A prescindere dal dato geografico che coincide con la tua nascita, una bandiera è il luogo in cui ci si sente protetti, al punto che nel momento di gioia estrema, si ha voglia di abbracciarla. Basta quel gesto per entrare di diritto nel club. Non importa come sei arrivato, tu ne fai parte con piena facoltà e a nessuno è concesso di disquisire sulle modalità d’ingresso e tantomeno sul tuo diritto a restarci.
Questo vuol dire che Noemi e tutti quelli come lei non hanno mai dovuto subire una qualche forma di razzismo? Naturalmente no. Dennis Schröder alle scuole medie era l’individuo meno tedesco che si potesse immaginare e ha sofferto spesso per le battute dei cretini. Ma quando ha portato alla cerimonia inaugurale la bandiera a strisce orizzontali, tutta la Germania, la Germania attuale, si sentiva degnamente rappresentata. Diciamo il 90%, per non passare da idealisti incalliti.
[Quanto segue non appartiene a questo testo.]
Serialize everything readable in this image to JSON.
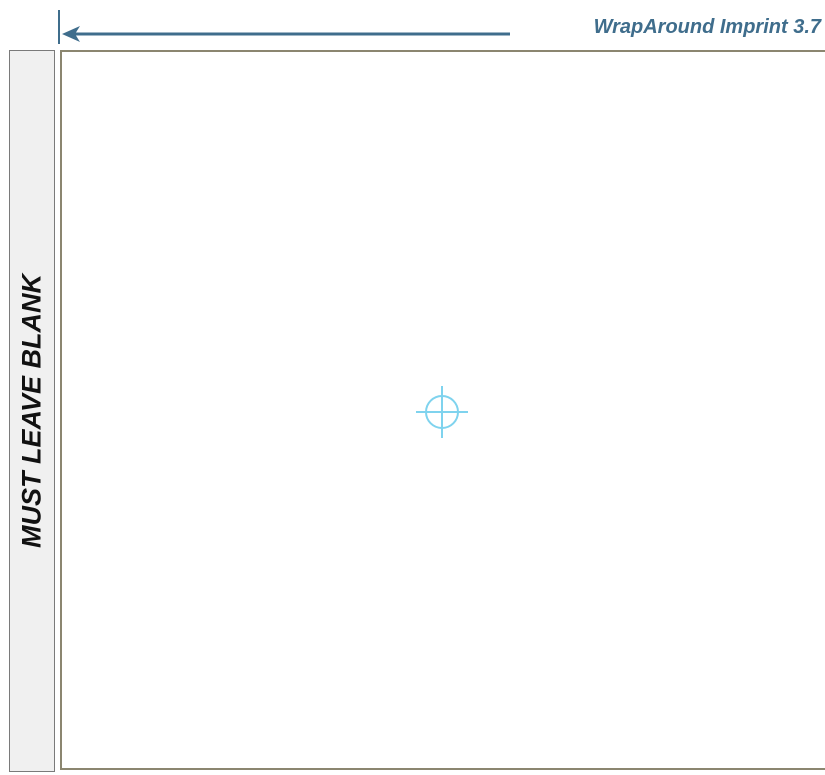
{
  "header": {
    "title": "WrapAround Imprint 3.7"
  },
  "blank_strip": {
    "label": "MUST LEAVE BLANK"
  },
  "icons": {
    "direction": "arrow-left-icon",
    "center": "crosshair-icon"
  },
  "colors": {
    "accent": "#3f6d8c",
    "crosshair": "#7fd3ee",
    "border": "#8b8670",
    "strip_fill": "#f0f0f0"
  }
}
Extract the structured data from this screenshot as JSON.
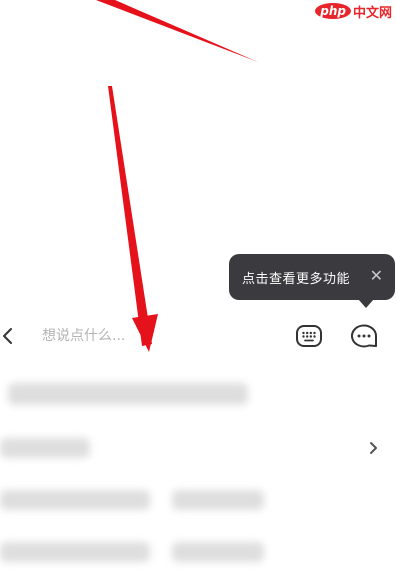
{
  "watermark": {
    "logo": "php",
    "text": "中文网"
  },
  "tooltip": {
    "text": "点击查看更多功能",
    "close_glyph": "✕"
  },
  "input_bar": {
    "placeholder": "想说点什么..."
  },
  "icons": {
    "back": "chevron-left-icon",
    "keyboard": "keyboard-icon",
    "more": "more-chat-icon",
    "row": "chevron-right-icon",
    "tooltip_close": "close-icon"
  },
  "colors": {
    "tooltip_bg": "#3b3b3f",
    "arrow": "#e6121b",
    "placeholder": "#b4b4b4",
    "icon": "#333333"
  }
}
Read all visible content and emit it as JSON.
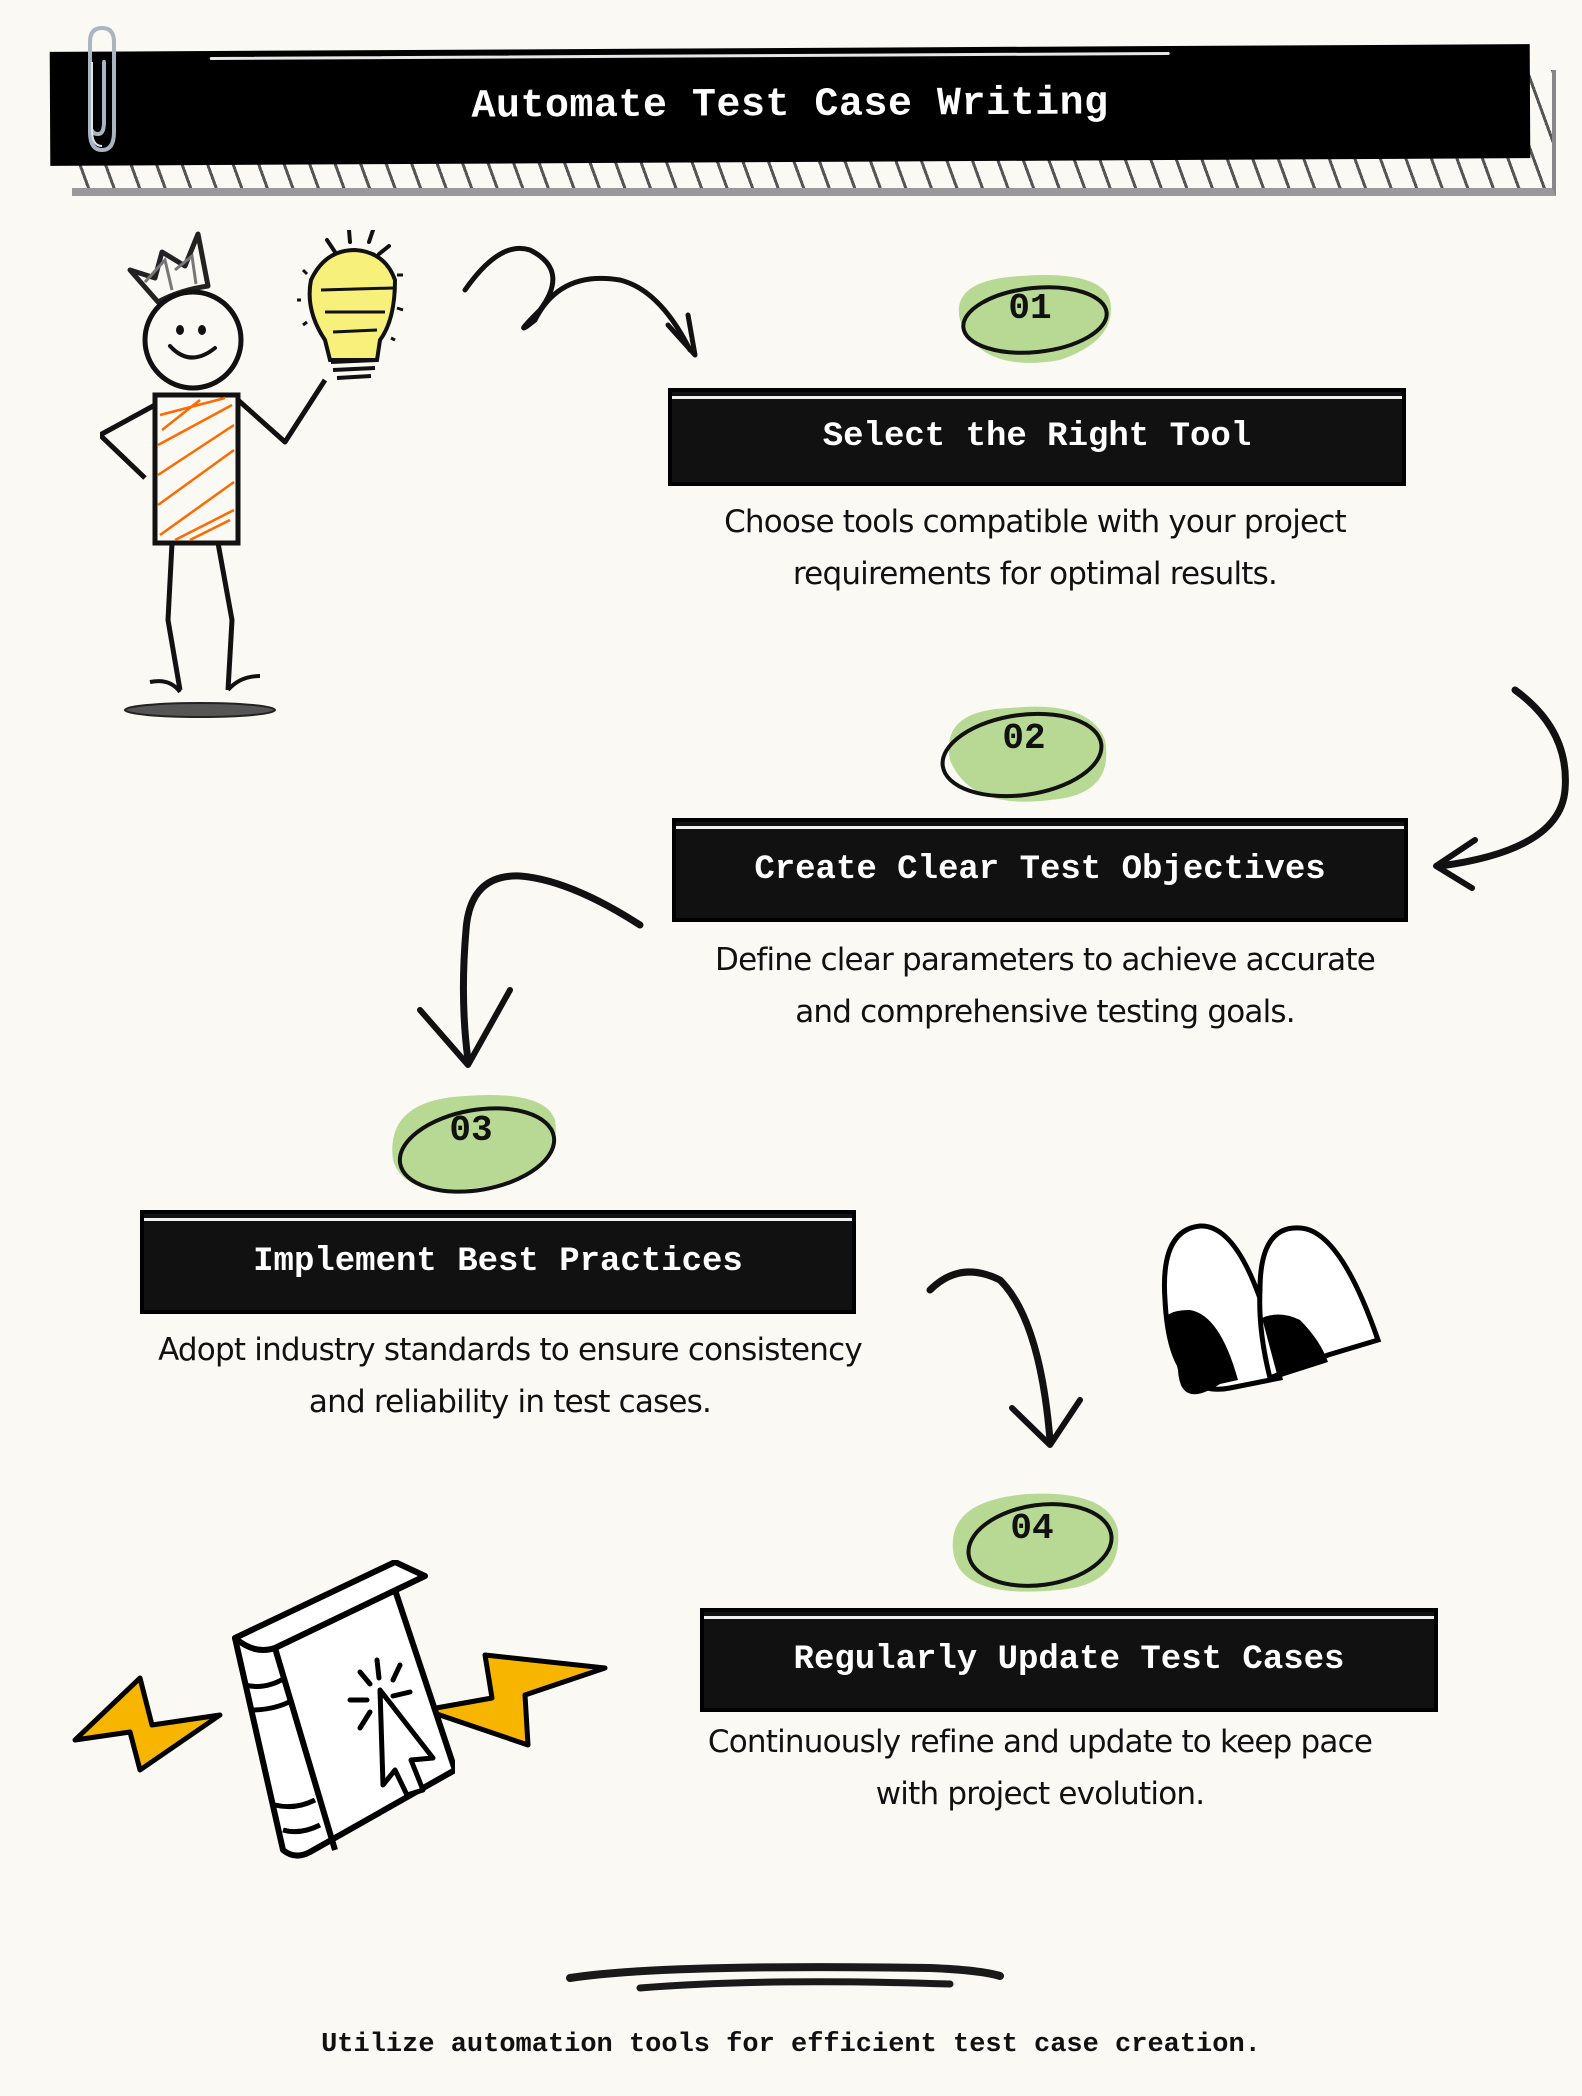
{
  "header": {
    "title": "Automate Test Case Writing"
  },
  "steps": [
    {
      "number": "01",
      "title": "Select the Right Tool",
      "description_lines": [
        "Choose tools compatible with your project",
        "requirements for optimal results."
      ]
    },
    {
      "number": "02",
      "title": "Create Clear Test Objectives",
      "description_lines": [
        "Define clear parameters to achieve accurate",
        "and comprehensive testing goals."
      ]
    },
    {
      "number": "03",
      "title": "Implement Best Practices",
      "description_lines": [
        "Adopt industry standards to ensure consistency",
        "and reliability in test cases."
      ]
    },
    {
      "number": "04",
      "title": "Regularly Update Test Cases",
      "description_lines": [
        "Continuously refine and update to keep pace",
        "with project evolution."
      ]
    }
  ],
  "footer": {
    "text": "Utilize automation tools for efficient test case creation."
  },
  "colors": {
    "background": "#faf9f4",
    "bar": "#111111",
    "badge_green": "#b8d993",
    "shirt_orange": "#ff6a00",
    "bulb_yellow": "#f7f07a",
    "bolt_yellow": "#f7b500"
  },
  "illustrations": {
    "person": "stick-figure-with-crown-icon",
    "bulb": "lightbulb-icon",
    "book": "book-with-cursor-icon",
    "bolts": "lightning-bolt-icon",
    "quote": "quote-marks-icon",
    "paperclip": "paperclip-icon"
  }
}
Simonelli, campione europeo dei 110 ostacoli, è uscito ieri dai Giochi in seminale. È un talento, si rifarà. Mattia Furlani, l’altra sera invece ha compiuto un’impresa fuori dal comune, prendendo un bronzo nel salto in lungo ad appena 19 anni. Babbo italiano, mamma senegalese. Un altro caso di italiano contemporaneo.
Sabato Yeman Crippa, nativo di Dessié, Etiopia, vincitore di 7 titoli europei nel mezzofondo, sabato ci proverà anche con quello Olimpico. Venne adottato dalla famiglia Crippa di Milano assieme ai suoi fratelli e parla italiano con un bell’accento lombardo.
Un dato curioso è quello relativo alla presenza di atleti nati fuori dall’Italia nella squadra italiana che prese parte a Pechino nel 2008. La percentuale di “stranieri” tra gli azzurri era identica a quella di oggi. Non si registrarono rimostranze, dibattiti televisivi per stabilire quanto Josefa Idem o Libania Grenot fossero italiane o meno.
Che twitter fosse ai primi passi e Instagram dovesse ancora essere inventato probabilmente è solo una coincidenza. O forse no. La sensazione a spanne è che in questi 16 anni l’Italia abbia vissuto una trasformazione che le impedisce di vedere il mondo nella sua veste più logica, che il suo sguardo tenda spesso a posarsi sugli eventi con una prospettiva alla rovescia.
Stasera alle 20 l’Italia del volley femminile si gioca l’accesso alla finale contro la Turchia. Grandi aspettative sono riposte sull’azzurra Paola Egonu, veneta di genitori nigeriani, attaccante di fama planetaria.
Venite a Parigi a scoprire il mondo.